ISS also penalized Nvidia for dramatically increasing CEO Jen-Hsun Huang’s salary, even though it had returned to usual levels after he received $1 in compensation the previous year. ‘It was touch and go for a while because this registered as a massive pay increase,’ says Evenden.
Although many things can trigger say-on-pay woes, poor performance is a factor. Zajdel is hopeful that Consol’s record net income and record cash flow from operations in 2011 will be favorably viewed by shareholders. Last year, Consol received 55 percent support in its say-on-pay vote.
Even with strong performance and no compensation red flags, however, many companies are still dead serious about their say-on-pay efforts.
Microsoft, for instance, received 99 percent support last year for its pay package – and yet twice a year, Bill Koefoed, general manager of IR, and John Seethoff, vice president and deputy general counsel, reach out to the proxy teams at 20 to 30 of the company’s largest investors.
‘Our CEO’s base pay was $500,000 and his bonus was $500,000,’ says Koefoed. ‘Given that we’re a Fortune 10 company, people don’t have a problem with that.’
Inspired by efforts to shore up the company’s say-on-pay vote, Evenden is looking for ways Nvidia can communicate plainly about compensation in its proxy. In this sense, say on pay is proving a resounding success. Evenden also welcomes the new dialogues the issue has sparked, as does Gennarelli.
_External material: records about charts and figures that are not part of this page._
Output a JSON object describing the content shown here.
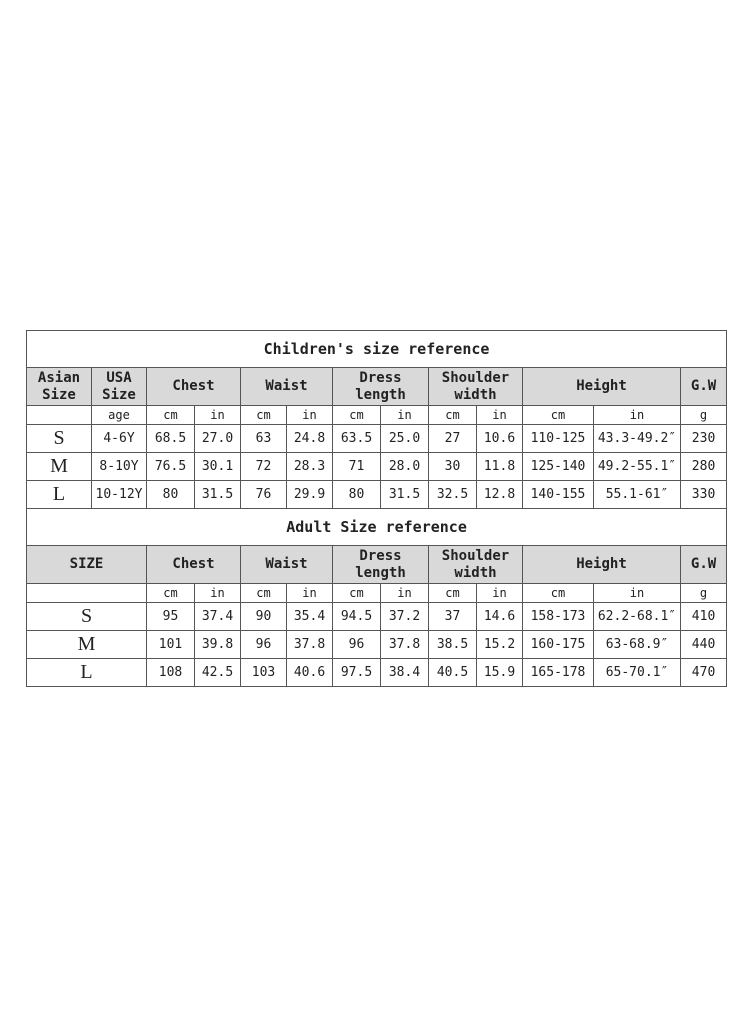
{
  "children": {
    "title": "Children's size reference",
    "headers": [
      "Asian Size",
      "USA Size",
      "Chest",
      "Waist",
      "Dress length",
      "Shoulder width",
      "Height",
      "G.W"
    ],
    "units": [
      "",
      "age",
      "cm",
      "in",
      "cm",
      "in",
      "cm",
      "in",
      "cm",
      "in",
      "cm",
      "in",
      "g"
    ],
    "rows": [
      [
        "S",
        "4-6Y",
        "68.5",
        "27.0",
        "63",
        "24.8",
        "63.5",
        "25.0",
        "27",
        "10.6",
        "110-125",
        "43.3-49.2″",
        "230"
      ],
      [
        "M",
        "8-10Y",
        "76.5",
        "30.1",
        "72",
        "28.3",
        "71",
        "28.0",
        "30",
        "11.8",
        "125-140",
        "49.2-55.1″",
        "280"
      ],
      [
        "L",
        "10-12Y",
        "80",
        "31.5",
        "76",
        "29.9",
        "80",
        "31.5",
        "32.5",
        "12.8",
        "140-155",
        "55.1-61″",
        "330"
      ]
    ]
  },
  "adult": {
    "title": "Adult Size reference",
    "headers": [
      "SIZE",
      "Chest",
      "Waist",
      "Dress length",
      "Shoulder width",
      "Height",
      "G.W"
    ],
    "units": [
      "",
      "cm",
      "in",
      "cm",
      "in",
      "cm",
      "in",
      "cm",
      "in",
      "cm",
      "in",
      "g"
    ],
    "rows": [
      [
        "S",
        "95",
        "37.4",
        "90",
        "35.4",
        "94.5",
        "37.2",
        "37",
        "14.6",
        "158-173",
        "62.2-68.1″",
        "410"
      ],
      [
        "M",
        "101",
        "39.8",
        "96",
        "37.8",
        "96",
        "37.8",
        "38.5",
        "15.2",
        "160-175",
        "63-68.9″",
        "440"
      ],
      [
        "L",
        "108",
        "42.5",
        "103",
        "40.6",
        "97.5",
        "38.4",
        "40.5",
        "15.9",
        "165-178",
        "65-70.1″",
        "470"
      ]
    ]
  }
}
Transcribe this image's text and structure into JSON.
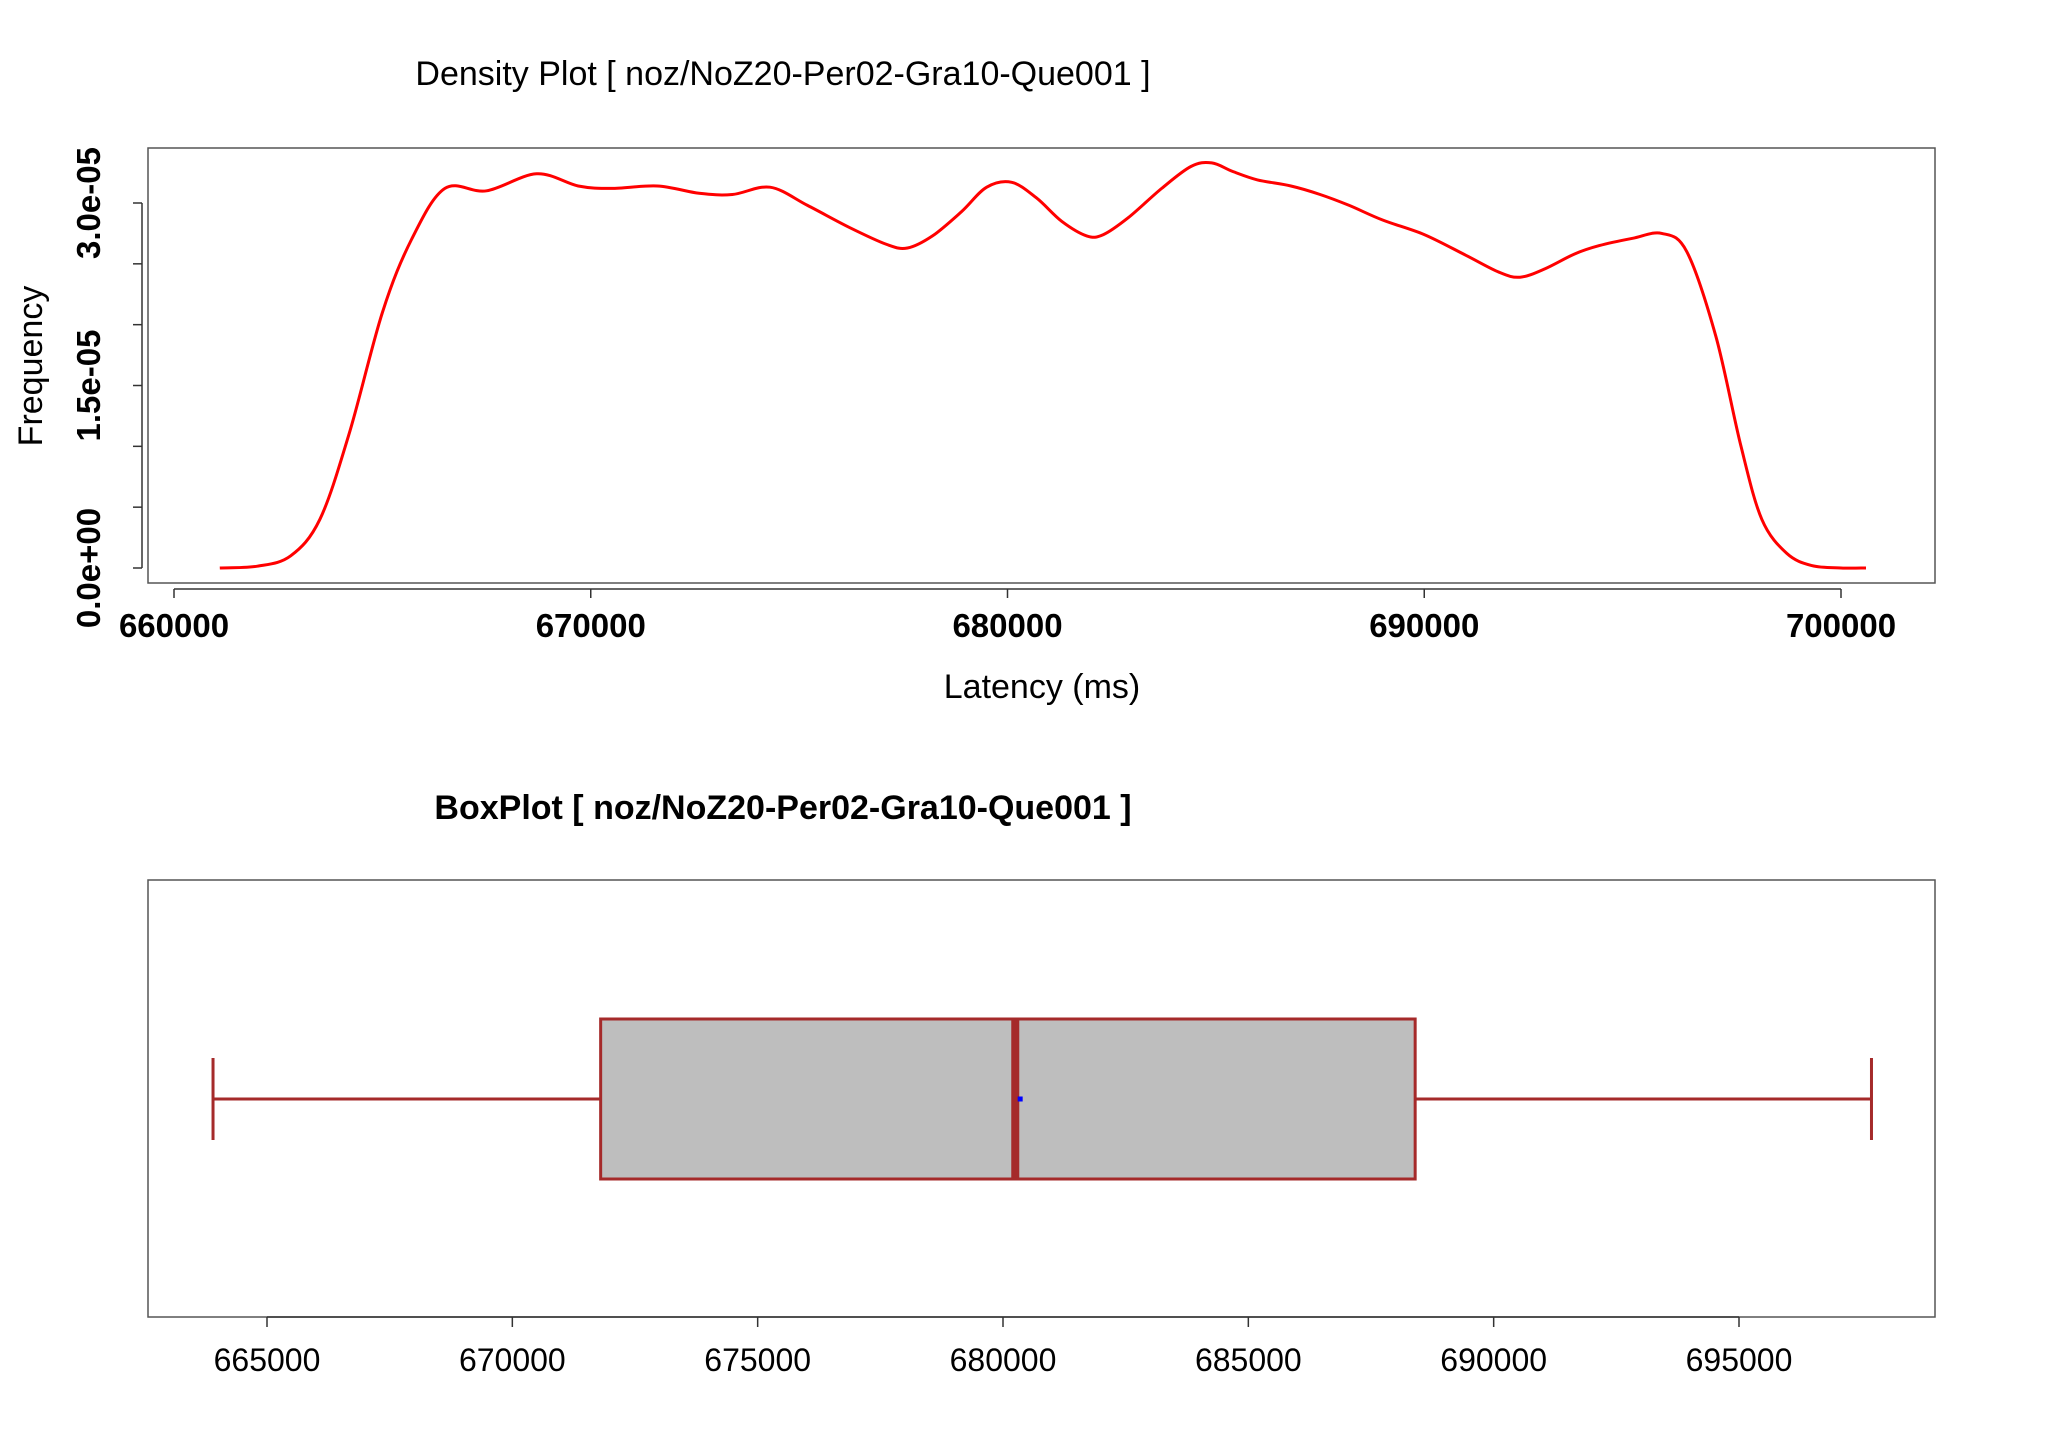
{
  "chart_data": [
    {
      "type": "line",
      "title": "Density Plot [ noz/NoZ20-Per02-Gra10-Que001 ]",
      "xlabel": "Latency (ms)",
      "ylabel": "Frequency",
      "xlim": [
        660000,
        700000
      ],
      "ylim": [
        0,
        3.3e-05
      ],
      "x_ticks": [
        660000,
        670000,
        680000,
        690000,
        700000
      ],
      "x_tick_labels": [
        "660000",
        "670000",
        "680000",
        "690000",
        "700000"
      ],
      "y_ticks": [
        0,
        5e-06,
        1e-05,
        1.5e-05,
        2e-05,
        2.5e-05,
        3e-05
      ],
      "y_tick_labels": [
        {
          "value": 0,
          "label": "0.0e+00"
        },
        {
          "value": 1.5e-05,
          "label": "1.5e-05"
        },
        {
          "value": 3e-05,
          "label": "3.0e-05"
        }
      ],
      "grid": false,
      "line_color": "#ff0000",
      "series": [
        {
          "x": [
            661100,
            662000,
            662800,
            663500,
            664200,
            665000,
            665700,
            666500,
            667500,
            668700,
            669700,
            670500,
            671600,
            672600,
            673400,
            674300,
            675200,
            676200,
            677100,
            677600,
            678200,
            678900,
            679500,
            680100,
            680700,
            681300,
            681900,
            682300,
            682900,
            683700,
            684400,
            684900,
            685400,
            686000,
            686800,
            687500,
            688200,
            689000,
            690000,
            691000,
            691800,
            692300,
            692900,
            693600,
            694200,
            695000,
            695700,
            696300,
            697000,
            697600,
            698100,
            698700,
            699300,
            700000,
            700600
          ],
          "y": [
            0,
            1.5e-07,
            1e-06,
            4e-06,
            1.1e-05,
            2.1e-05,
            2.7e-05,
            3.12e-05,
            3.1e-05,
            3.24e-05,
            3.14e-05,
            3.12e-05,
            3.14e-05,
            3.08e-05,
            3.07e-05,
            3.13e-05,
            2.98e-05,
            2.8e-05,
            2.66e-05,
            2.63e-05,
            2.73e-05,
            2.93e-05,
            3.13e-05,
            3.17e-05,
            3.04e-05,
            2.85e-05,
            2.73e-05,
            2.74e-05,
            2.88e-05,
            3.12e-05,
            3.3e-05,
            3.33e-05,
            3.26e-05,
            3.19e-05,
            3.14e-05,
            3.07e-05,
            2.98e-05,
            2.86e-05,
            2.74e-05,
            2.57e-05,
            2.43e-05,
            2.39e-05,
            2.46e-05,
            2.58e-05,
            2.65e-05,
            2.71e-05,
            2.75e-05,
            2.6e-05,
            1.9e-05,
            1e-05,
            4e-06,
            1.2e-06,
            2e-07,
            0,
            0
          ]
        }
      ]
    },
    {
      "type": "box",
      "title": "BoxPlot [ noz/NoZ20-Per02-Gra10-Que001 ]",
      "xlim": [
        663000,
        698500
      ],
      "x_ticks": [
        665000,
        670000,
        675000,
        680000,
        685000,
        690000,
        695000
      ],
      "x_tick_labels": [
        "665000",
        "670000",
        "675000",
        "680000",
        "685000",
        "690000",
        "695000"
      ],
      "whisker_low": 663900,
      "q1": 671800,
      "median": 680250,
      "mean": 680350,
      "q3": 688400,
      "whisker_high": 697700,
      "box_fill": "#bebebe",
      "box_stroke": "#a52a2a",
      "mean_color": "#0000ff"
    }
  ]
}
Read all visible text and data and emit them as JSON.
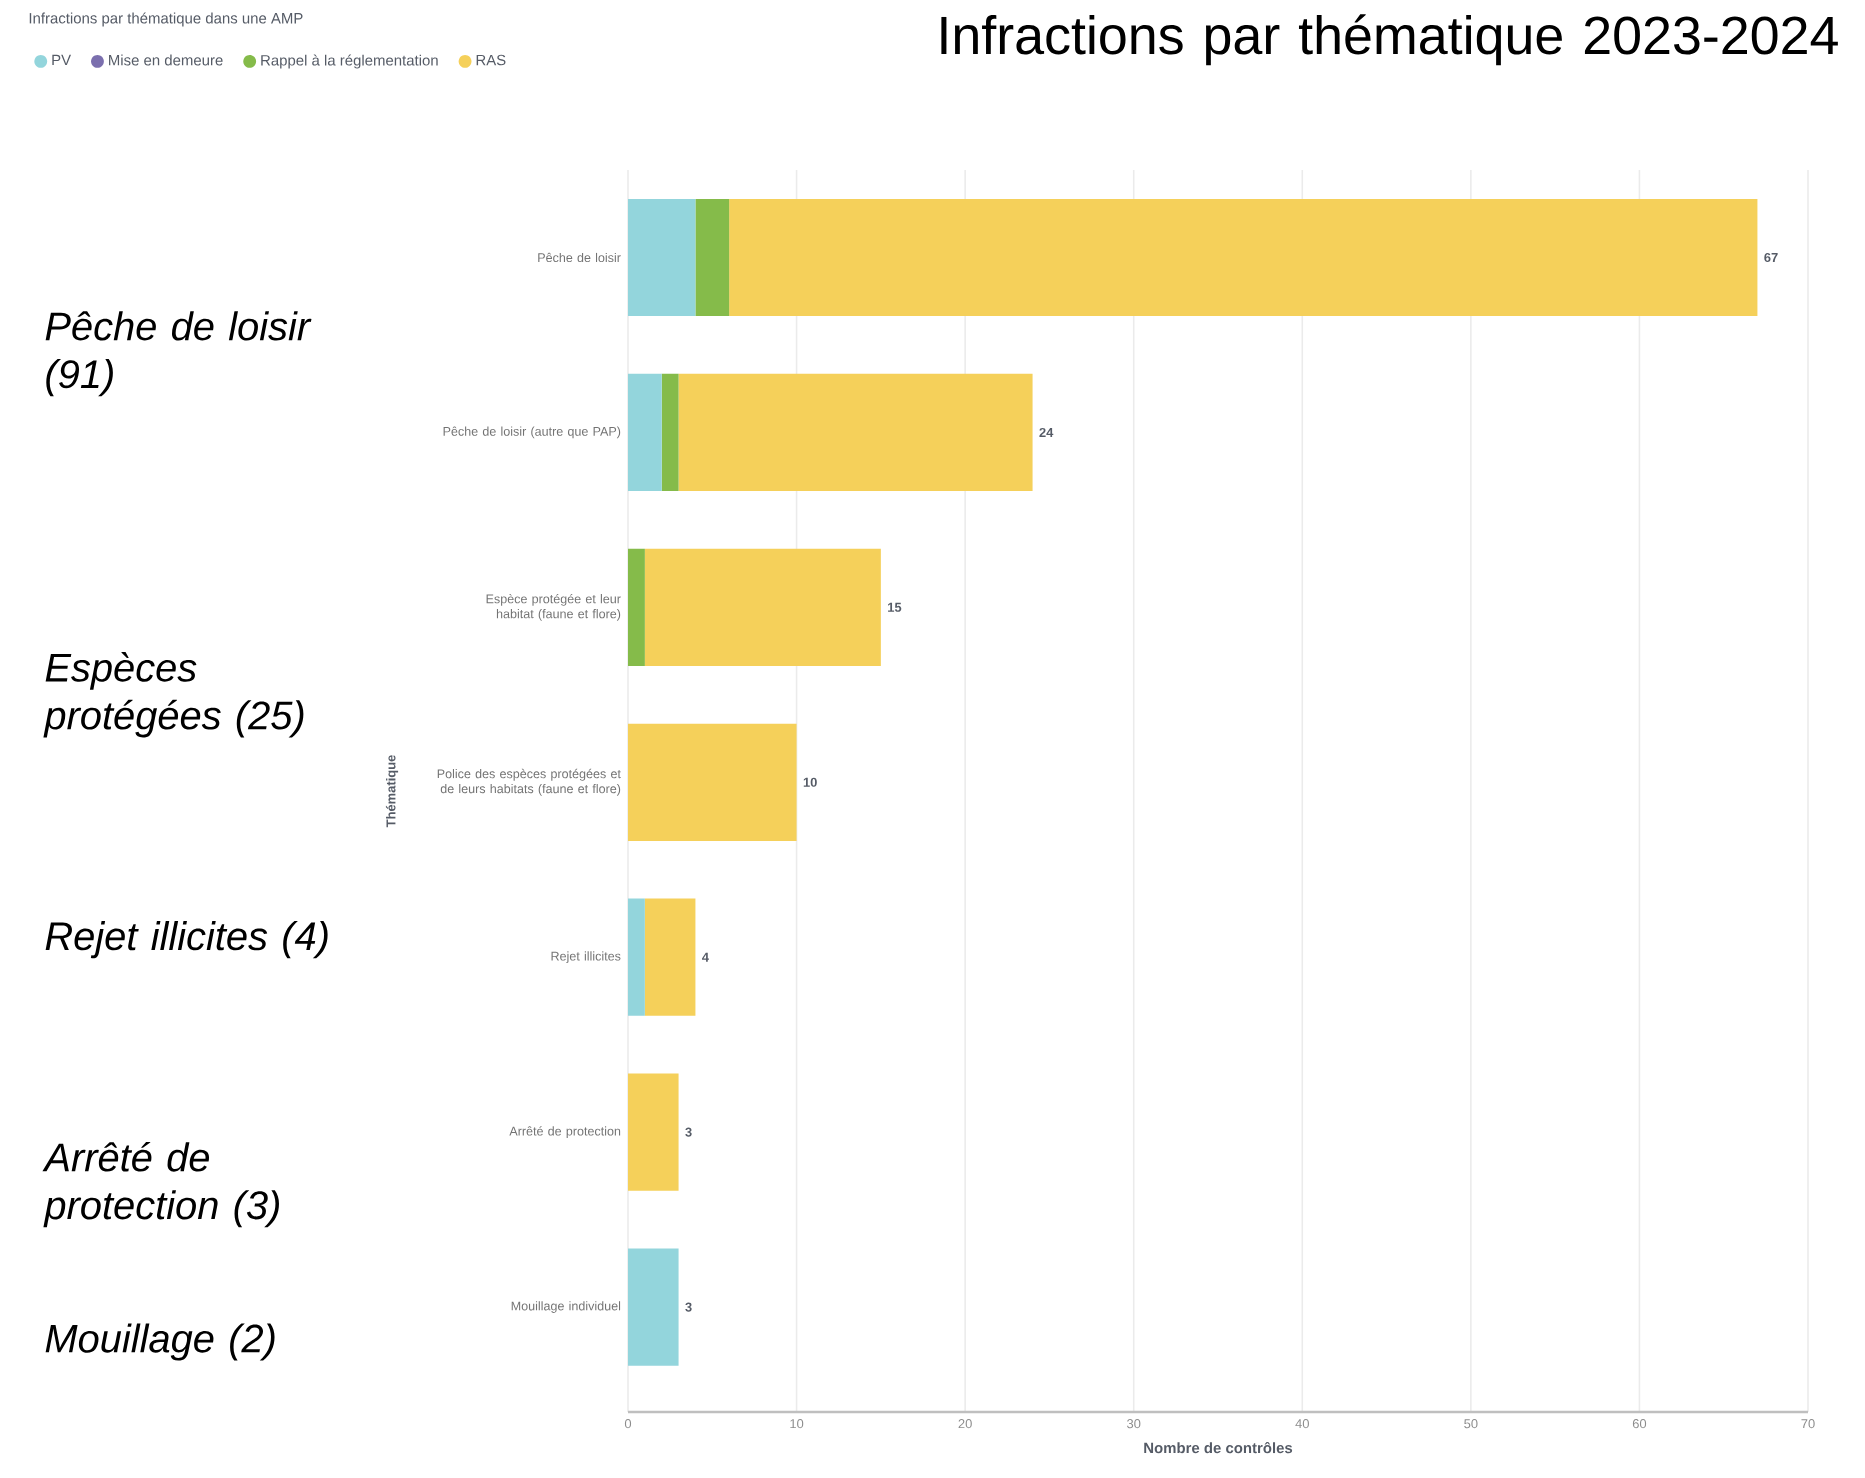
{
  "chart_data": {
    "type": "bar",
    "orientation": "horizontal",
    "stacked": true,
    "title": "Infractions par thématique 2023-2024",
    "subtitle": "Infractions par thématique dans une AMP",
    "xlabel": "Nombre de contrôles",
    "ylabel": "Thématique",
    "categories": [
      "Pêche de loisir",
      "Pêche de loisir (autre que PAP)",
      "Espèce protégée et leur habitat (faune et flore)",
      "Police des espèces protégées et de leurs habitats (faune et flore)",
      "Rejet illicites",
      "Arrêté de protection",
      "Mouillage individuel"
    ],
    "series": [
      {
        "name": "PV",
        "color": "#93d5dc",
        "values": [
          4,
          2,
          0,
          0,
          1,
          0,
          3
        ]
      },
      {
        "name": "Mise en demeure",
        "color": "#7b6fae",
        "values": [
          0,
          0,
          0,
          0,
          0,
          0,
          0
        ]
      },
      {
        "name": "Rappel à la réglementation",
        "color": "#85bb4a",
        "values": [
          2,
          1,
          1,
          0,
          0,
          0,
          0
        ]
      },
      {
        "name": "RAS",
        "color": "#f5d05a",
        "values": [
          61,
          21,
          14,
          10,
          3,
          3,
          0
        ]
      }
    ],
    "totals": [
      "67",
      "24",
      "15",
      "10",
      "4",
      "3",
      "3"
    ],
    "xlim": [
      0,
      70
    ],
    "xticks": [
      0,
      10,
      20,
      30,
      40,
      50,
      60,
      70
    ],
    "grid": "x",
    "legend": "top left",
    "annotations": [
      "Pêche de loisir (91)",
      "Espèces protégées (25)",
      "Rejet illicites (4)",
      "Arrêté de protection (3)",
      "Mouillage (2)"
    ]
  }
}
‘All in all, I’ve developed a much stronger relationship with the voting side of these institutions, which I’d never cultivated before,’ Gennarelli notes. ‘Say on pay definitely spurred that.’
A new dialogue
Ferri confirms that in the UK, where say-on-pay votes have occurred for the past decade, the main benefit has not been lower executive compensation levels (these haven’t budged) but in setting the stage for a constructive conversation.
In the US, where compensation sums have hit astronomic levels unknown elsewhere, say on pay might actually temper corporate largesse, suggests Ferri.
‘The whole point of a say-on-pay vote was to provide the board with the backbone to stand up to the CEO when it comes to compensation,’ he observes. And although one year makes for a very short track record, he’s seen signs that say on pay is achieving this end, too.
Reading the most recent round of proxies, Ferri notes that many companies did address shareholders’ concerns about compensation and altered their pay policies accordingly.
Consol Energy, for instance, froze executive salaries and reduced CEO Brett Harvey’s annual salary by $100,000, moving his payout to more at-risk forms of compensation.
‘What you want is a more constructive conversation about how to turn the compensation scheme into a competitive weapon for a company to perform better,’ concludes Ferri. ‘The anecdotal evidence so far is that companies responded to the votes.’